Articles

15.02.2010, 15:57:59 PM
by Around FX

Forex is a dynamic, versatile industry, because there are so many different ways of looking at so many different markets. This allows every trader to develop their own trading strategy based on whatever personality you have.


For starters, because most counties across the world have their own medium of exchange, there are tens of thousands of different investment vehicles to chose from, meaning that one can specialize in one region of the global economy for trading, or capitalize on the boarder picture by focusing on the majors.


FX is also versatile in that it follows two broad analytical methods known as fundamentals and technical analysis.
Fundamental analysis involves trading on real economic data or events to predict where a currency pair is going to go. Think the European Central Bank is going to hike interest rates? Why not put in an order to buy euros against the yen to profit?

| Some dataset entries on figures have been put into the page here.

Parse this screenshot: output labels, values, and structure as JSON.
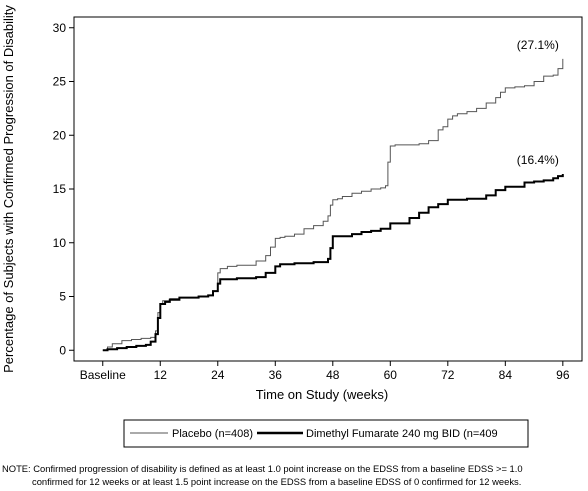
{
  "chart_data": {
    "type": "line",
    "title": "",
    "xlabel": "Time on Study (weeks)",
    "ylabel": "Percentage of Subjects with Confirmed Progression of Disability",
    "xlim": [
      -6,
      100
    ],
    "ylim": [
      -1,
      31
    ],
    "x_ticks": [
      0,
      12,
      24,
      36,
      48,
      60,
      72,
      84,
      96
    ],
    "x_tick_labels": [
      "Baseline",
      "12",
      "24",
      "36",
      "48",
      "60",
      "72",
      "84",
      "96"
    ],
    "y_ticks": [
      0,
      5,
      10,
      15,
      20,
      25,
      30
    ],
    "y_tick_labels": [
      "0",
      "5",
      "10",
      "15",
      "20",
      "25",
      "30"
    ],
    "grid": false,
    "legend_position": "bottom",
    "series": [
      {
        "name": "Placebo (n=408)",
        "color": "#555555",
        "end_label": "(27.1%)",
        "x": [
          0,
          1,
          2,
          4,
          6,
          8,
          10,
          11,
          11.5,
          12,
          12.5,
          14,
          16,
          20,
          22,
          23,
          24,
          24.5,
          26,
          28,
          32,
          34,
          35,
          36,
          37,
          38,
          40,
          42,
          44,
          46,
          47,
          47.5,
          48,
          49,
          50,
          52,
          54,
          56,
          58,
          59,
          59.5,
          60,
          61,
          62,
          66,
          68,
          70,
          71,
          72,
          73,
          74,
          76,
          78,
          80,
          82,
          83,
          84,
          86,
          88,
          90,
          92,
          94,
          95,
          96
        ],
        "y": [
          0,
          0.3,
          0.6,
          0.9,
          1.0,
          1.1,
          1.2,
          1.8,
          3.5,
          4.3,
          4.6,
          4.8,
          4.9,
          5.0,
          5.1,
          5.5,
          7.2,
          7.6,
          7.8,
          7.9,
          8.3,
          8.8,
          9.6,
          10.4,
          10.5,
          10.6,
          10.8,
          11.3,
          11.6,
          12.0,
          12.5,
          13.5,
          14.0,
          14.1,
          14.3,
          14.6,
          14.8,
          15.0,
          15.1,
          15.3,
          17.5,
          19.0,
          19.1,
          19.1,
          19.2,
          19.5,
          20.5,
          20.8,
          21.5,
          21.8,
          22.0,
          22.2,
          22.5,
          23.0,
          23.5,
          24.0,
          24.4,
          24.5,
          24.6,
          25.0,
          25.5,
          25.6,
          26.2,
          27.1
        ]
      },
      {
        "name": "Dimethyl Fumarate 240 mg BID (n=409",
        "color": "#000000",
        "end_label": "(16.4%)",
        "x": [
          0,
          1,
          3,
          5,
          7,
          9,
          10,
          11,
          11.5,
          12,
          13,
          14,
          16,
          20,
          22,
          23,
          24,
          24.5,
          28,
          32,
          34,
          36,
          37,
          40,
          44,
          47,
          47.5,
          48,
          52,
          54,
          56,
          58,
          60,
          64,
          66,
          68,
          70,
          72,
          76,
          80,
          82,
          84,
          88,
          90,
          92,
          94,
          95,
          96
        ],
        "y": [
          0,
          0.1,
          0.2,
          0.3,
          0.4,
          0.5,
          0.8,
          1.5,
          3.0,
          4.3,
          4.5,
          4.7,
          4.9,
          5.0,
          5.1,
          5.5,
          6.2,
          6.6,
          6.7,
          6.8,
          7.2,
          7.8,
          8.0,
          8.1,
          8.2,
          8.5,
          9.5,
          10.6,
          10.8,
          11.0,
          11.1,
          11.3,
          11.8,
          12.3,
          12.8,
          13.3,
          13.6,
          14.0,
          14.1,
          14.4,
          14.9,
          15.2,
          15.6,
          15.7,
          15.8,
          16.0,
          16.2,
          16.4
        ]
      }
    ]
  },
  "note": {
    "line1": "NOTE: Confirmed progression of disability is defined as at least 1.0 point increase on the EDSS from a baseline EDSS >= 1.0",
    "line2": "confirmed for 12 weeks or at least 1.5 point increase on the EDSS from a baseline EDSS of 0 confirmed for 12 weeks."
  }
}
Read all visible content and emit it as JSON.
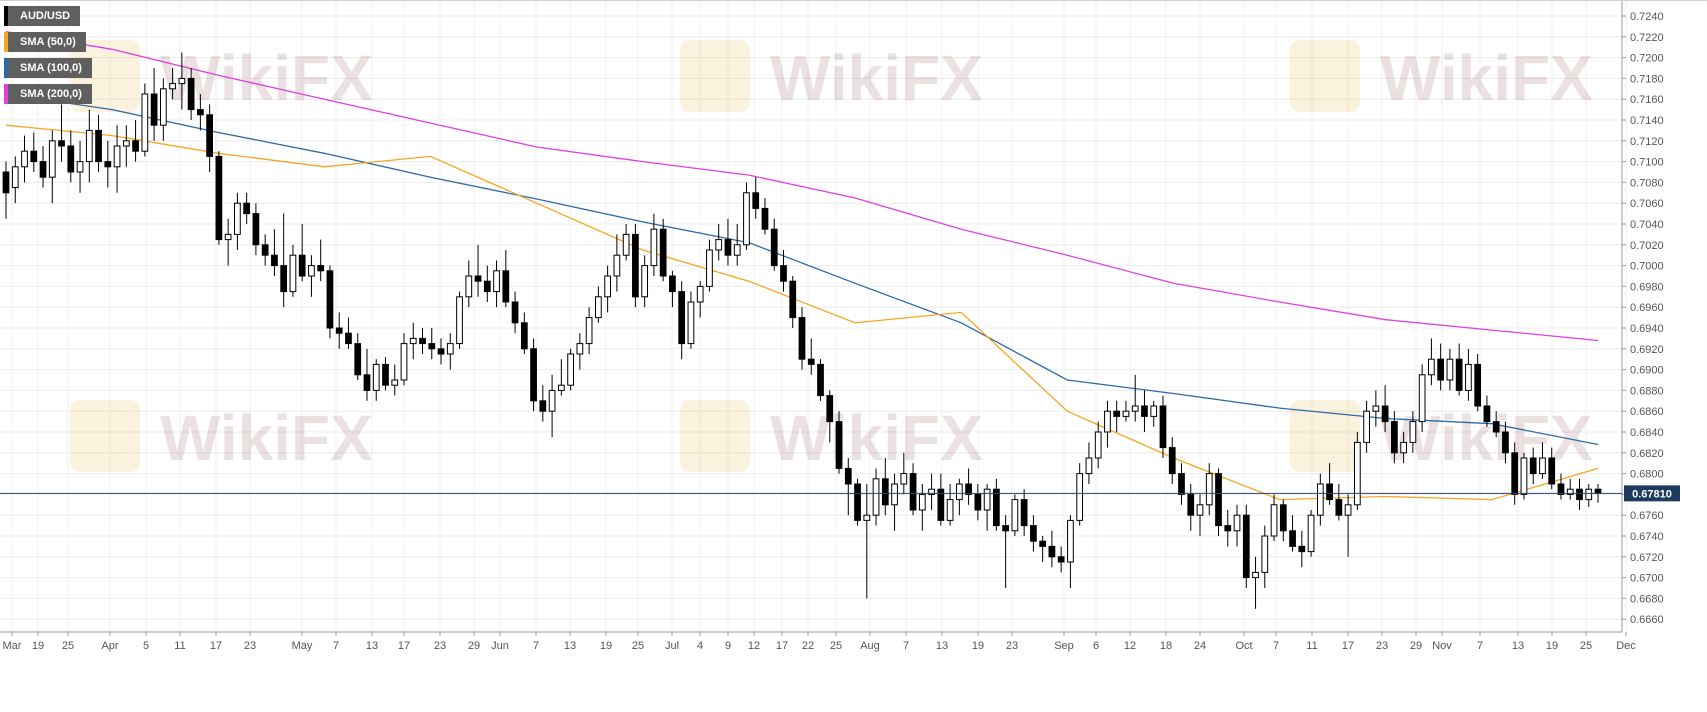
{
  "legend": [
    {
      "label": "AUD/USD",
      "color": "#000000"
    },
    {
      "label": "SMA (50,0)",
      "color": "#f5a623"
    },
    {
      "label": "SMA (100,0)",
      "color": "#2e6aa8"
    },
    {
      "label": "SMA (200,0)",
      "color": "#e040e0"
    }
  ],
  "watermark": "WikiFX",
  "chart_data": {
    "type": "candlestick",
    "symbol": "AUD/USD",
    "ylim": [
      0.665,
      0.725
    ],
    "y_ticks": [
      "0.7240",
      "0.7220",
      "0.7200",
      "0.7180",
      "0.7160",
      "0.7140",
      "0.7120",
      "0.7100",
      "0.7080",
      "0.7060",
      "0.7040",
      "0.7020",
      "0.7000",
      "0.6980",
      "0.6960",
      "0.6940",
      "0.6920",
      "0.6900",
      "0.6880",
      "0.6860",
      "0.6840",
      "0.6820",
      "0.6800",
      "0.6780",
      "0.6760",
      "0.6740",
      "0.6720",
      "0.6700",
      "0.6680",
      "0.6660"
    ],
    "x_ticks": [
      "Mar",
      "19",
      "25",
      "Apr",
      "5",
      "11",
      "17",
      "23",
      "May",
      "7",
      "13",
      "17",
      "23",
      "29",
      "Jun",
      "7",
      "13",
      "19",
      "25",
      "Jul",
      "4",
      "9",
      "12",
      "17",
      "22",
      "25",
      "Aug",
      "7",
      "13",
      "19",
      "23",
      "Sep",
      "6",
      "12",
      "18",
      "24",
      "Oct",
      "7",
      "11",
      "17",
      "23",
      "29",
      "Nov",
      "7",
      "13",
      "19",
      "25",
      "Dec"
    ],
    "last_price": "0.67810",
    "grid": true,
    "sma_50": [
      0.7135,
      0.7125,
      0.7108,
      0.7095,
      0.7105,
      0.706,
      0.7015,
      0.6985,
      0.6945,
      0.6955,
      0.686,
      0.6815,
      0.6775,
      0.6778,
      0.6775,
      0.6805
    ],
    "sma_100": [
      0.7165,
      0.715,
      0.7128,
      0.7108,
      0.7085,
      0.7064,
      0.7042,
      0.7022,
      0.6983,
      0.6945,
      0.689,
      0.6877,
      0.6863,
      0.6853,
      0.6848,
      0.6828
    ],
    "sma_200": [
      0.7225,
      0.7208,
      0.7183,
      0.716,
      0.7137,
      0.7114,
      0.71,
      0.7087,
      0.7065,
      0.7035,
      0.701,
      0.6983,
      0.6965,
      0.6948,
      0.6938,
      0.6928
    ],
    "candles": [
      {
        "o": 0.709,
        "h": 0.71,
        "l": 0.7045,
        "c": 0.707
      },
      {
        "o": 0.7075,
        "h": 0.7105,
        "l": 0.706,
        "c": 0.7095
      },
      {
        "o": 0.7095,
        "h": 0.7125,
        "l": 0.708,
        "c": 0.711
      },
      {
        "o": 0.711,
        "h": 0.7128,
        "l": 0.709,
        "c": 0.71
      },
      {
        "o": 0.71,
        "h": 0.7115,
        "l": 0.7075,
        "c": 0.7085
      },
      {
        "o": 0.7085,
        "h": 0.713,
        "l": 0.706,
        "c": 0.712
      },
      {
        "o": 0.712,
        "h": 0.7155,
        "l": 0.71,
        "c": 0.7115
      },
      {
        "o": 0.7115,
        "h": 0.713,
        "l": 0.708,
        "c": 0.709
      },
      {
        "o": 0.709,
        "h": 0.712,
        "l": 0.707,
        "c": 0.71
      },
      {
        "o": 0.71,
        "h": 0.715,
        "l": 0.708,
        "c": 0.713
      },
      {
        "o": 0.713,
        "h": 0.7145,
        "l": 0.709,
        "c": 0.71
      },
      {
        "o": 0.71,
        "h": 0.712,
        "l": 0.7075,
        "c": 0.7095
      },
      {
        "o": 0.7095,
        "h": 0.7135,
        "l": 0.707,
        "c": 0.7115
      },
      {
        "o": 0.7115,
        "h": 0.7135,
        "l": 0.7095,
        "c": 0.712
      },
      {
        "o": 0.712,
        "h": 0.714,
        "l": 0.71,
        "c": 0.711
      },
      {
        "o": 0.711,
        "h": 0.7175,
        "l": 0.7105,
        "c": 0.7165
      },
      {
        "o": 0.7165,
        "h": 0.719,
        "l": 0.712,
        "c": 0.7135
      },
      {
        "o": 0.7135,
        "h": 0.718,
        "l": 0.712,
        "c": 0.717
      },
      {
        "o": 0.717,
        "h": 0.719,
        "l": 0.716,
        "c": 0.7175
      },
      {
        "o": 0.7175,
        "h": 0.7205,
        "l": 0.715,
        "c": 0.718
      },
      {
        "o": 0.718,
        "h": 0.719,
        "l": 0.714,
        "c": 0.715
      },
      {
        "o": 0.715,
        "h": 0.7165,
        "l": 0.713,
        "c": 0.7145
      },
      {
        "o": 0.7145,
        "h": 0.7155,
        "l": 0.709,
        "c": 0.7105
      },
      {
        "o": 0.7105,
        "h": 0.711,
        "l": 0.702,
        "c": 0.7025
      },
      {
        "o": 0.7025,
        "h": 0.7045,
        "l": 0.7,
        "c": 0.703
      },
      {
        "o": 0.703,
        "h": 0.707,
        "l": 0.7015,
        "c": 0.706
      },
      {
        "o": 0.706,
        "h": 0.707,
        "l": 0.704,
        "c": 0.705
      },
      {
        "o": 0.705,
        "h": 0.706,
        "l": 0.701,
        "c": 0.702
      },
      {
        "o": 0.702,
        "h": 0.703,
        "l": 0.7,
        "c": 0.701
      },
      {
        "o": 0.701,
        "h": 0.7035,
        "l": 0.699,
        "c": 0.7
      },
      {
        "o": 0.7,
        "h": 0.705,
        "l": 0.696,
        "c": 0.6975
      },
      {
        "o": 0.6975,
        "h": 0.702,
        "l": 0.697,
        "c": 0.701
      },
      {
        "o": 0.701,
        "h": 0.704,
        "l": 0.6985,
        "c": 0.699
      },
      {
        "o": 0.699,
        "h": 0.701,
        "l": 0.697,
        "c": 0.7
      },
      {
        "o": 0.7,
        "h": 0.7025,
        "l": 0.6985,
        "c": 0.6995
      },
      {
        "o": 0.6995,
        "h": 0.7,
        "l": 0.693,
        "c": 0.694
      },
      {
        "o": 0.694,
        "h": 0.6955,
        "l": 0.692,
        "c": 0.6935
      },
      {
        "o": 0.6935,
        "h": 0.695,
        "l": 0.692,
        "c": 0.6925
      },
      {
        "o": 0.6925,
        "h": 0.6935,
        "l": 0.689,
        "c": 0.6895
      },
      {
        "o": 0.6895,
        "h": 0.692,
        "l": 0.687,
        "c": 0.688
      },
      {
        "o": 0.688,
        "h": 0.691,
        "l": 0.687,
        "c": 0.6905
      },
      {
        "o": 0.6905,
        "h": 0.6912,
        "l": 0.688,
        "c": 0.6885
      },
      {
        "o": 0.6885,
        "h": 0.6905,
        "l": 0.6875,
        "c": 0.689
      },
      {
        "o": 0.689,
        "h": 0.6935,
        "l": 0.6885,
        "c": 0.6925
      },
      {
        "o": 0.6925,
        "h": 0.6945,
        "l": 0.691,
        "c": 0.693
      },
      {
        "o": 0.693,
        "h": 0.694,
        "l": 0.6915,
        "c": 0.6925
      },
      {
        "o": 0.6925,
        "h": 0.694,
        "l": 0.691,
        "c": 0.692
      },
      {
        "o": 0.692,
        "h": 0.693,
        "l": 0.6905,
        "c": 0.6915
      },
      {
        "o": 0.6915,
        "h": 0.6935,
        "l": 0.69,
        "c": 0.6925
      },
      {
        "o": 0.6925,
        "h": 0.6975,
        "l": 0.692,
        "c": 0.697
      },
      {
        "o": 0.697,
        "h": 0.7005,
        "l": 0.696,
        "c": 0.699
      },
      {
        "o": 0.699,
        "h": 0.702,
        "l": 0.697,
        "c": 0.6985
      },
      {
        "o": 0.6985,
        "h": 0.7,
        "l": 0.6965,
        "c": 0.6975
      },
      {
        "o": 0.6975,
        "h": 0.7005,
        "l": 0.696,
        "c": 0.6995
      },
      {
        "o": 0.6995,
        "h": 0.7015,
        "l": 0.696,
        "c": 0.6965
      },
      {
        "o": 0.6965,
        "h": 0.6975,
        "l": 0.6935,
        "c": 0.6945
      },
      {
        "o": 0.6945,
        "h": 0.6955,
        "l": 0.6915,
        "c": 0.692
      },
      {
        "o": 0.692,
        "h": 0.693,
        "l": 0.686,
        "c": 0.687
      },
      {
        "o": 0.687,
        "h": 0.6885,
        "l": 0.685,
        "c": 0.686
      },
      {
        "o": 0.686,
        "h": 0.6895,
        "l": 0.6835,
        "c": 0.688
      },
      {
        "o": 0.688,
        "h": 0.691,
        "l": 0.6875,
        "c": 0.6885
      },
      {
        "o": 0.6885,
        "h": 0.692,
        "l": 0.688,
        "c": 0.6915
      },
      {
        "o": 0.6915,
        "h": 0.6935,
        "l": 0.69,
        "c": 0.6925
      },
      {
        "o": 0.6925,
        "h": 0.696,
        "l": 0.6915,
        "c": 0.695
      },
      {
        "o": 0.695,
        "h": 0.698,
        "l": 0.6945,
        "c": 0.697
      },
      {
        "o": 0.697,
        "h": 0.7,
        "l": 0.6955,
        "c": 0.699
      },
      {
        "o": 0.699,
        "h": 0.703,
        "l": 0.6975,
        "c": 0.701
      },
      {
        "o": 0.701,
        "h": 0.704,
        "l": 0.7005,
        "c": 0.703
      },
      {
        "o": 0.703,
        "h": 0.704,
        "l": 0.696,
        "c": 0.697
      },
      {
        "o": 0.697,
        "h": 0.701,
        "l": 0.696,
        "c": 0.7
      },
      {
        "o": 0.7,
        "h": 0.705,
        "l": 0.699,
        "c": 0.7035
      },
      {
        "o": 0.7035,
        "h": 0.7045,
        "l": 0.6985,
        "c": 0.699
      },
      {
        "o": 0.699,
        "h": 0.6995,
        "l": 0.696,
        "c": 0.6975
      },
      {
        "o": 0.6975,
        "h": 0.6985,
        "l": 0.691,
        "c": 0.6925
      },
      {
        "o": 0.6925,
        "h": 0.6975,
        "l": 0.692,
        "c": 0.6965
      },
      {
        "o": 0.6965,
        "h": 0.6985,
        "l": 0.695,
        "c": 0.698
      },
      {
        "o": 0.698,
        "h": 0.7025,
        "l": 0.6975,
        "c": 0.7015
      },
      {
        "o": 0.7015,
        "h": 0.704,
        "l": 0.7005,
        "c": 0.7025
      },
      {
        "o": 0.7025,
        "h": 0.7045,
        "l": 0.7,
        "c": 0.701
      },
      {
        "o": 0.701,
        "h": 0.704,
        "l": 0.7,
        "c": 0.702
      },
      {
        "o": 0.702,
        "h": 0.708,
        "l": 0.7015,
        "c": 0.707
      },
      {
        "o": 0.707,
        "h": 0.7085,
        "l": 0.7045,
        "c": 0.7055
      },
      {
        "o": 0.7055,
        "h": 0.7065,
        "l": 0.703,
        "c": 0.7035
      },
      {
        "o": 0.7035,
        "h": 0.7045,
        "l": 0.6995,
        "c": 0.7
      },
      {
        "o": 0.7,
        "h": 0.7015,
        "l": 0.6975,
        "c": 0.6985
      },
      {
        "o": 0.6985,
        "h": 0.699,
        "l": 0.694,
        "c": 0.695
      },
      {
        "o": 0.695,
        "h": 0.696,
        "l": 0.69,
        "c": 0.691
      },
      {
        "o": 0.691,
        "h": 0.693,
        "l": 0.6895,
        "c": 0.6905
      },
      {
        "o": 0.6905,
        "h": 0.691,
        "l": 0.687,
        "c": 0.6875
      },
      {
        "o": 0.6875,
        "h": 0.688,
        "l": 0.683,
        "c": 0.685
      },
      {
        "o": 0.685,
        "h": 0.686,
        "l": 0.68,
        "c": 0.6805
      },
      {
        "o": 0.6805,
        "h": 0.6815,
        "l": 0.676,
        "c": 0.679
      },
      {
        "o": 0.679,
        "h": 0.6795,
        "l": 0.675,
        "c": 0.6755
      },
      {
        "o": 0.6755,
        "h": 0.679,
        "l": 0.668,
        "c": 0.676
      },
      {
        "o": 0.676,
        "h": 0.6805,
        "l": 0.675,
        "c": 0.6795
      },
      {
        "o": 0.6795,
        "h": 0.6815,
        "l": 0.676,
        "c": 0.677
      },
      {
        "o": 0.677,
        "h": 0.68,
        "l": 0.6745,
        "c": 0.679
      },
      {
        "o": 0.679,
        "h": 0.682,
        "l": 0.678,
        "c": 0.68
      },
      {
        "o": 0.68,
        "h": 0.681,
        "l": 0.676,
        "c": 0.6765
      },
      {
        "o": 0.6765,
        "h": 0.679,
        "l": 0.6745,
        "c": 0.678
      },
      {
        "o": 0.678,
        "h": 0.68,
        "l": 0.6765,
        "c": 0.6785
      },
      {
        "o": 0.6785,
        "h": 0.68,
        "l": 0.675,
        "c": 0.6755
      },
      {
        "o": 0.6755,
        "h": 0.679,
        "l": 0.675,
        "c": 0.6775
      },
      {
        "o": 0.6775,
        "h": 0.6795,
        "l": 0.676,
        "c": 0.679
      },
      {
        "o": 0.679,
        "h": 0.6805,
        "l": 0.677,
        "c": 0.678
      },
      {
        "o": 0.678,
        "h": 0.679,
        "l": 0.6755,
        "c": 0.6765
      },
      {
        "o": 0.6765,
        "h": 0.679,
        "l": 0.6745,
        "c": 0.6785
      },
      {
        "o": 0.6785,
        "h": 0.6795,
        "l": 0.6745,
        "c": 0.675
      },
      {
        "o": 0.675,
        "h": 0.676,
        "l": 0.669,
        "c": 0.6745
      },
      {
        "o": 0.6745,
        "h": 0.678,
        "l": 0.674,
        "c": 0.6775
      },
      {
        "o": 0.6775,
        "h": 0.6785,
        "l": 0.674,
        "c": 0.675
      },
      {
        "o": 0.675,
        "h": 0.676,
        "l": 0.6725,
        "c": 0.6735
      },
      {
        "o": 0.6735,
        "h": 0.674,
        "l": 0.6715,
        "c": 0.673
      },
      {
        "o": 0.673,
        "h": 0.6745,
        "l": 0.671,
        "c": 0.672
      },
      {
        "o": 0.672,
        "h": 0.673,
        "l": 0.6705,
        "c": 0.6715
      },
      {
        "o": 0.6715,
        "h": 0.676,
        "l": 0.669,
        "c": 0.6755
      },
      {
        "o": 0.6755,
        "h": 0.681,
        "l": 0.675,
        "c": 0.68
      },
      {
        "o": 0.68,
        "h": 0.683,
        "l": 0.679,
        "c": 0.6815
      },
      {
        "o": 0.6815,
        "h": 0.685,
        "l": 0.6805,
        "c": 0.684
      },
      {
        "o": 0.684,
        "h": 0.687,
        "l": 0.6825,
        "c": 0.686
      },
      {
        "o": 0.686,
        "h": 0.687,
        "l": 0.684,
        "c": 0.6855
      },
      {
        "o": 0.6855,
        "h": 0.687,
        "l": 0.685,
        "c": 0.686
      },
      {
        "o": 0.686,
        "h": 0.6895,
        "l": 0.685,
        "c": 0.6865
      },
      {
        "o": 0.6865,
        "h": 0.688,
        "l": 0.684,
        "c": 0.6855
      },
      {
        "o": 0.6855,
        "h": 0.687,
        "l": 0.6845,
        "c": 0.6865
      },
      {
        "o": 0.6865,
        "h": 0.6875,
        "l": 0.6815,
        "c": 0.6825
      },
      {
        "o": 0.6825,
        "h": 0.6835,
        "l": 0.679,
        "c": 0.68
      },
      {
        "o": 0.68,
        "h": 0.681,
        "l": 0.677,
        "c": 0.678
      },
      {
        "o": 0.678,
        "h": 0.679,
        "l": 0.6745,
        "c": 0.676
      },
      {
        "o": 0.676,
        "h": 0.678,
        "l": 0.674,
        "c": 0.677
      },
      {
        "o": 0.677,
        "h": 0.681,
        "l": 0.676,
        "c": 0.68
      },
      {
        "o": 0.68,
        "h": 0.6805,
        "l": 0.674,
        "c": 0.675
      },
      {
        "o": 0.675,
        "h": 0.6765,
        "l": 0.673,
        "c": 0.6745
      },
      {
        "o": 0.6745,
        "h": 0.677,
        "l": 0.673,
        "c": 0.676
      },
      {
        "o": 0.676,
        "h": 0.677,
        "l": 0.669,
        "c": 0.67
      },
      {
        "o": 0.67,
        "h": 0.672,
        "l": 0.667,
        "c": 0.6705
      },
      {
        "o": 0.6705,
        "h": 0.675,
        "l": 0.669,
        "c": 0.674
      },
      {
        "o": 0.674,
        "h": 0.678,
        "l": 0.6735,
        "c": 0.677
      },
      {
        "o": 0.677,
        "h": 0.6775,
        "l": 0.6735,
        "c": 0.6745
      },
      {
        "o": 0.6745,
        "h": 0.676,
        "l": 0.6725,
        "c": 0.673
      },
      {
        "o": 0.673,
        "h": 0.6745,
        "l": 0.671,
        "c": 0.6725
      },
      {
        "o": 0.6725,
        "h": 0.6765,
        "l": 0.672,
        "c": 0.676
      },
      {
        "o": 0.676,
        "h": 0.68,
        "l": 0.675,
        "c": 0.679
      },
      {
        "o": 0.679,
        "h": 0.681,
        "l": 0.677,
        "c": 0.6775
      },
      {
        "o": 0.6775,
        "h": 0.679,
        "l": 0.6755,
        "c": 0.676
      },
      {
        "o": 0.676,
        "h": 0.678,
        "l": 0.672,
        "c": 0.677
      },
      {
        "o": 0.677,
        "h": 0.684,
        "l": 0.6765,
        "c": 0.683
      },
      {
        "o": 0.683,
        "h": 0.687,
        "l": 0.682,
        "c": 0.686
      },
      {
        "o": 0.686,
        "h": 0.688,
        "l": 0.6845,
        "c": 0.6865
      },
      {
        "o": 0.6865,
        "h": 0.6885,
        "l": 0.684,
        "c": 0.685
      },
      {
        "o": 0.685,
        "h": 0.686,
        "l": 0.681,
        "c": 0.682
      },
      {
        "o": 0.682,
        "h": 0.684,
        "l": 0.681,
        "c": 0.683
      },
      {
        "o": 0.683,
        "h": 0.686,
        "l": 0.682,
        "c": 0.685
      },
      {
        "o": 0.685,
        "h": 0.6905,
        "l": 0.684,
        "c": 0.6895
      },
      {
        "o": 0.6895,
        "h": 0.693,
        "l": 0.6885,
        "c": 0.691
      },
      {
        "o": 0.691,
        "h": 0.6925,
        "l": 0.688,
        "c": 0.689
      },
      {
        "o": 0.689,
        "h": 0.692,
        "l": 0.688,
        "c": 0.691
      },
      {
        "o": 0.691,
        "h": 0.6925,
        "l": 0.6875,
        "c": 0.688
      },
      {
        "o": 0.688,
        "h": 0.692,
        "l": 0.687,
        "c": 0.6905
      },
      {
        "o": 0.6905,
        "h": 0.6915,
        "l": 0.686,
        "c": 0.6865
      },
      {
        "o": 0.6865,
        "h": 0.6875,
        "l": 0.6845,
        "c": 0.685
      },
      {
        "o": 0.685,
        "h": 0.686,
        "l": 0.6835,
        "c": 0.684
      },
      {
        "o": 0.684,
        "h": 0.685,
        "l": 0.681,
        "c": 0.682
      },
      {
        "o": 0.682,
        "h": 0.683,
        "l": 0.677,
        "c": 0.678
      },
      {
        "o": 0.678,
        "h": 0.682,
        "l": 0.6775,
        "c": 0.6815
      },
      {
        "o": 0.6815,
        "h": 0.6825,
        "l": 0.679,
        "c": 0.68
      },
      {
        "o": 0.68,
        "h": 0.683,
        "l": 0.6795,
        "c": 0.6815
      },
      {
        "o": 0.6815,
        "h": 0.6825,
        "l": 0.6785,
        "c": 0.679
      },
      {
        "o": 0.679,
        "h": 0.68,
        "l": 0.6775,
        "c": 0.678
      },
      {
        "o": 0.678,
        "h": 0.6795,
        "l": 0.6775,
        "c": 0.6785
      },
      {
        "o": 0.6785,
        "h": 0.6795,
        "l": 0.6765,
        "c": 0.6775
      },
      {
        "o": 0.6775,
        "h": 0.679,
        "l": 0.6768,
        "c": 0.6785
      },
      {
        "o": 0.6785,
        "h": 0.679,
        "l": 0.6772,
        "c": 0.6781
      }
    ]
  }
}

The counterpart to fundamental analysis is technical analysis, which involves looking at trends in price charts of various crosses. Notice various attempts for EUR/USD to break above a certain level? Why not buy the pair and ride the wave as the break finally comes?


Trades can also be very short term in nature, with positions open for mere minutes, to the broader movements over long periods of time.
The very best in the business, however, know that the successful foreign exchange traders use a bit of both technical and fundamental analysis, leaving you with the flexibility to decide of whatever works for you.